High dose chemotherapy
We arrived at the Marsden on 8th May and had been warned that at best we would be there for 5 weeks – and that it could easily extend to 8 weeks. Psychologically this was not easy to prepare for.
Ten days later Christopher had his stem cells returned, his temperature went up, his mouth was sore and he couldn’t bear anything touching his swollen lips. Sickness and diarrhoea began in earnest and 4 antibiotics were now being given. He was given platelets and blood transfusions and in addition to vomiting mucous began to vomit stomach lining – this was a shock to see. By now he was receiving intravenous feed as his stomach lining had been completely destroyed. He needed IV morphine to ease the pain.
He did miraculously (or so it seemed to us) recover from the awful side effects of the high dose chemotherapy and did so amazingly well. We were hoping to leave for home when we learnt he had shingles – this meant an additional week’s stay in confinement whilst he recovered from this. We returned home a week before Christopher’s 5th birthday.
Another MRI scan at the end of July and a spinal tap brought the news we had hoped for – everything appeared to be clear so no more treatment was needed.
During the summer Christopher had to learn to eat again and to build up strength. He had lots of fun sessions with Gail his physiotherapist and wanted more than anything to walk and play like all his friends. His hair bagan to grow back and he started to become stronger and returned to school in September.
By the October half term he had begun to be sick again and a routime scan in November brought with it devastating news – the tumours were still there and had spread again.
Trials and hope
There was little that we could do at this point – we had looked forward to having Christopher’s Hickman line and gastrostemy removed, but we were having to pick ourselves up and face the reality that there was little anyone could do to prevent the cancer from taking over.

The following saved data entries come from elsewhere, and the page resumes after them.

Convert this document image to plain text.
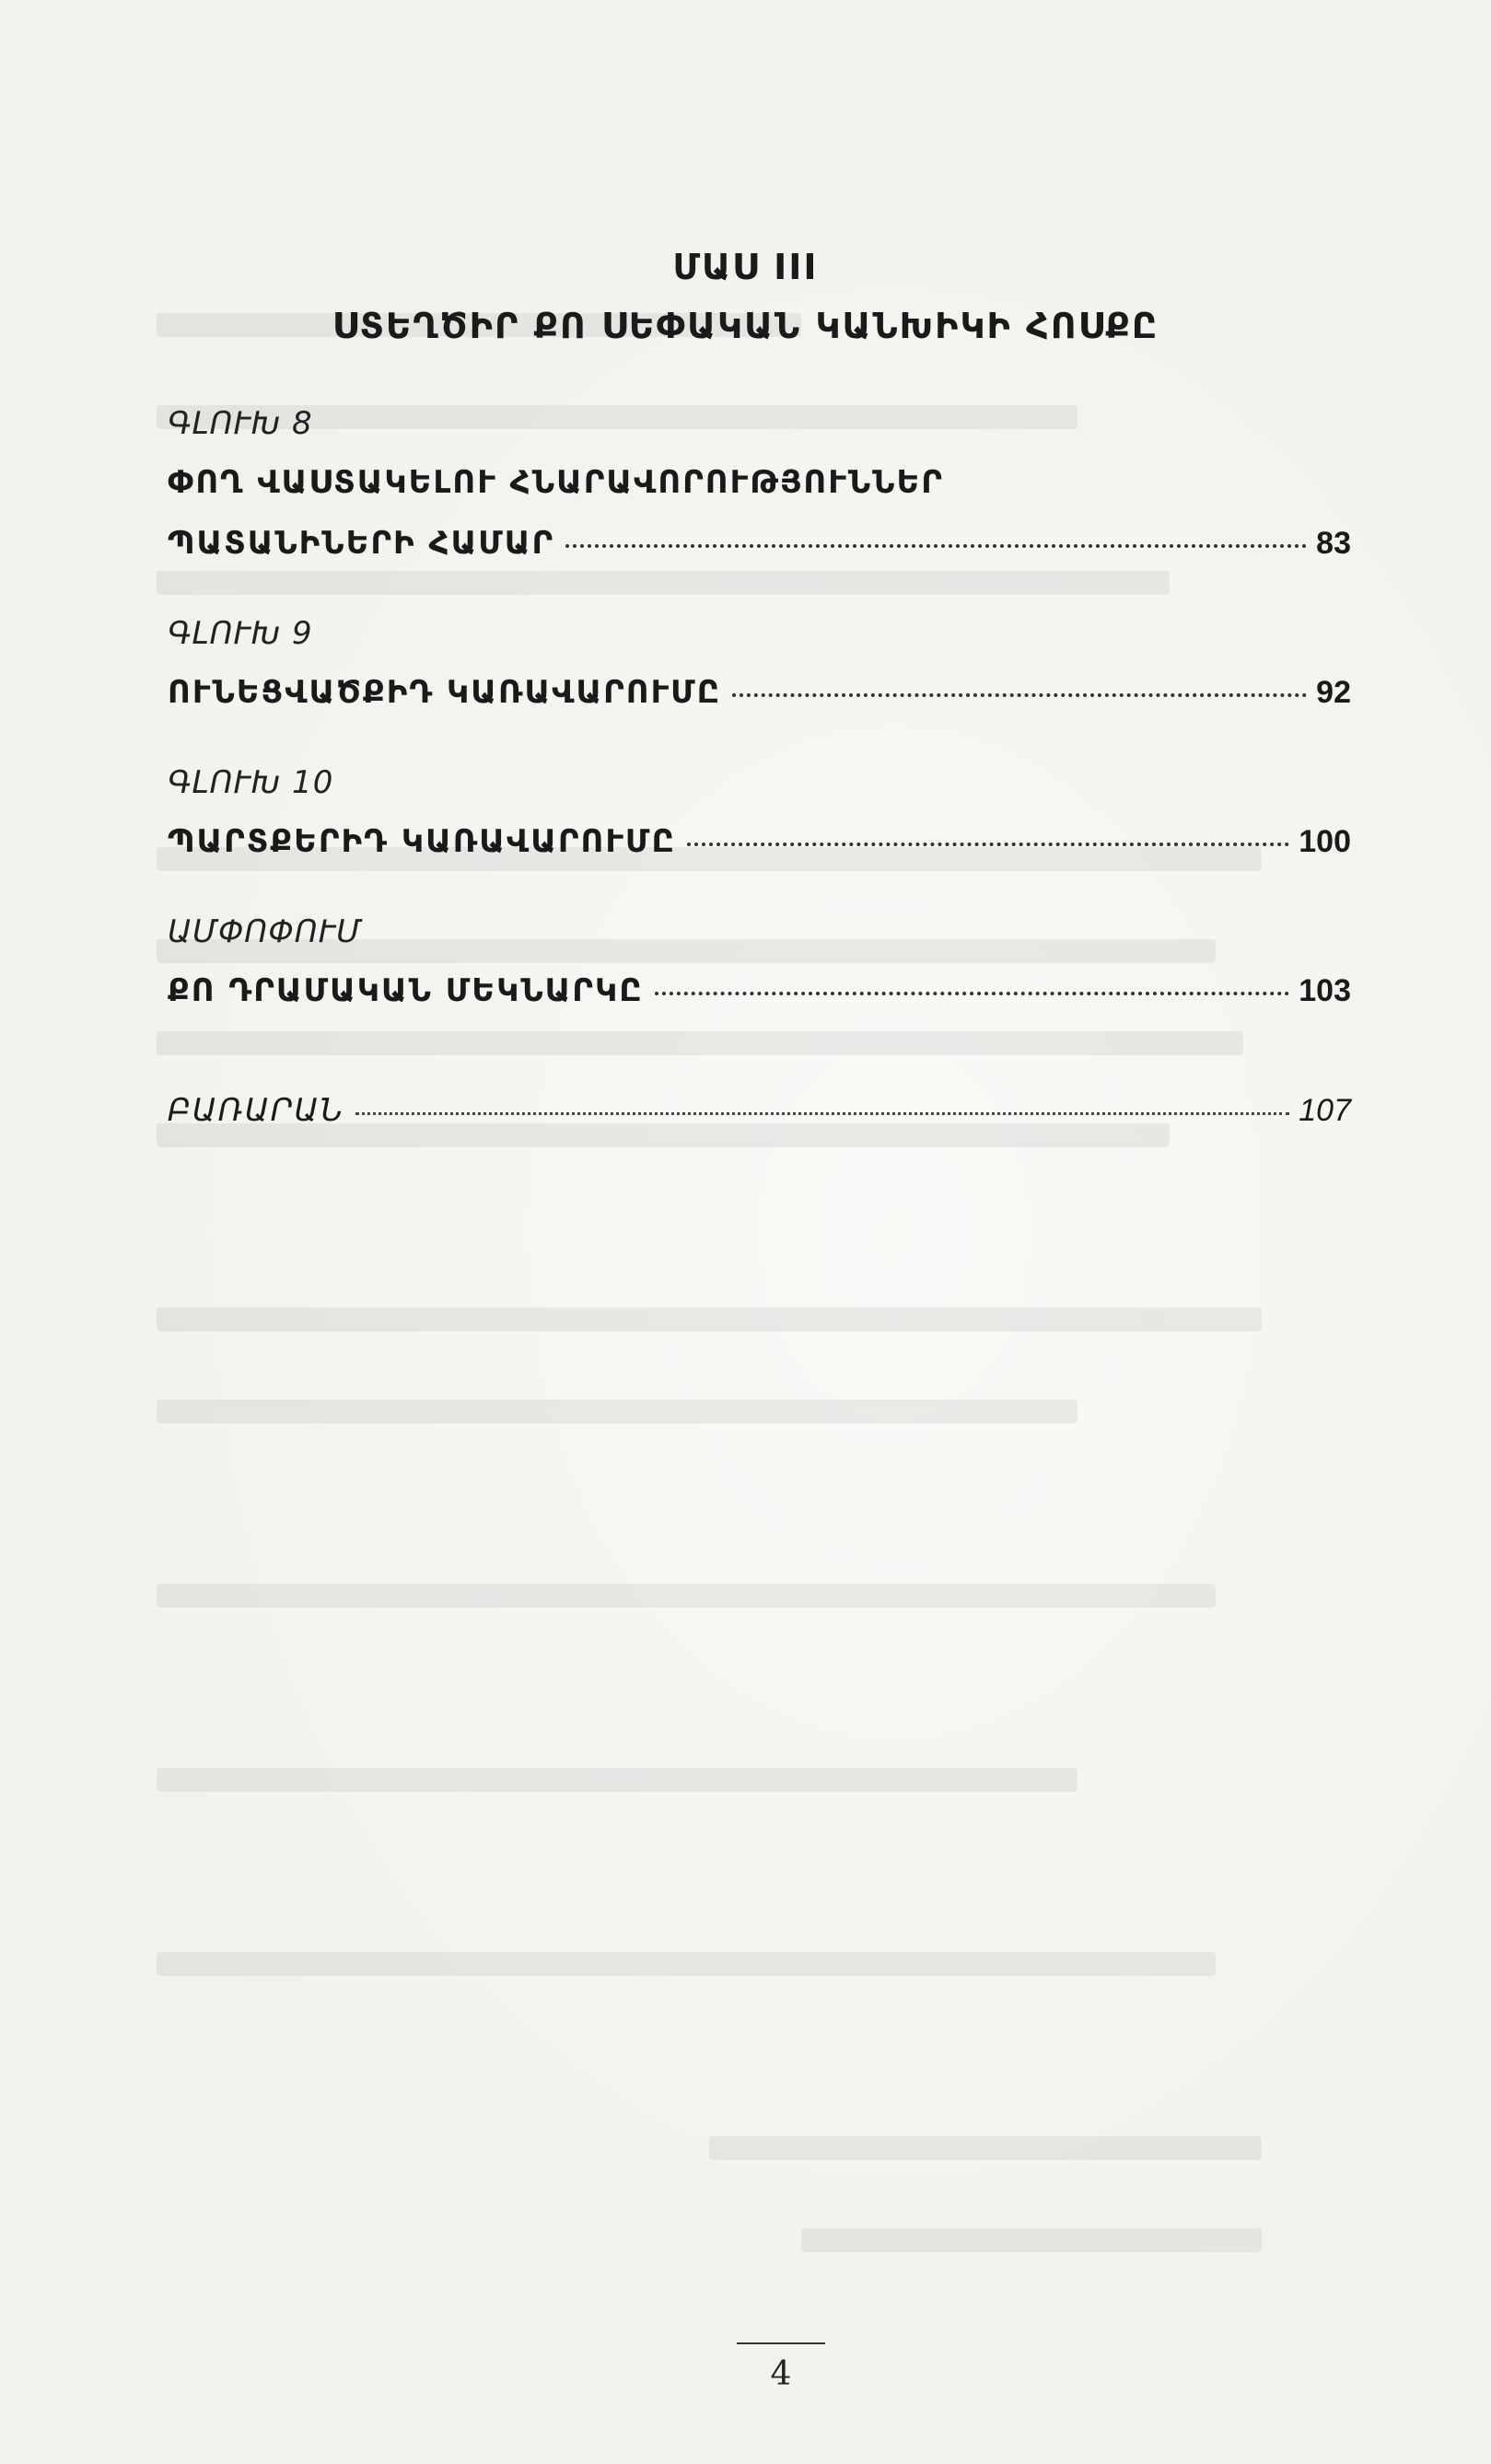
ՄԱՍ III
ՍՏԵՂԾԻՐ ՔՈ ՍԵՓԱԿԱՆ ԿԱՆԽԻԿԻ ՀՈՍՔԸ
ԳԼՈՒԽ 8
ՓՈՂ ՎԱՍՏԱԿԵԼՈՒ ՀՆԱՐԱՎՈՐՈՒԹՅՈՒՆՆԵՐ
ՊԱՏԱՆԻՆԵՐԻ ՀԱՄԱՐ	83
ԳԼՈՒԽ 9
ՈՒՆԵՑՎԱԾՔԻԴ ԿԱՌԱՎԱՐՈՒՄԸ	92
ԳԼՈՒԽ 10
ՊԱՐՏՔԵՐԻԴ ԿԱՌԱՎԱՐՈՒՄԸ	100
ԱՄՓՈՓՈՒՄ
ՔՈ ԴՐԱՄԱԿԱՆ ՄԵԿՆԱՐԿԸ	103
ԲԱՌԱՐԱՆ	107
4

We weren’t about to give up on our little boy and we trialled a biological drug, retinoic acid alongside etoposide to see if there would be a response. We battled on at home and in January a scan showed a positive response and tumour shrinkage. All the while apart from sickness, Christopher was seeming to gain strength and was starting to walk again – we were so pleased for him to be able to do this one thing again which meant so much to him.
The end of April meant the next scan which showed the tumours had got their evil way again – Christopher had his first fit the day after the scan and we knew that the future was bleak. The treatments ceased and we had no option but to commence palliative care – something no parent should be faced with or have to go through.
Even now it is unbearably painful to write this and commit these thoughts and feelings to words.
In the end, on June 5th 2008 we had no choice but to give up our hopes of saving our beautiful little boy. Despite a brave, uncomplaining and courageous battle the cancer had won the day and took our son from us.
We have to hope now that through our efforts we can make a difference for others and feel that Christopher did not endure the suffering and pain completely in vain. We will always hold dear our smiling wonderful little boy and although we will always harbour the pain that he is no longer here with us, we have to hold on to a new hope that cancer will not win future battles and that an effective cure will be found.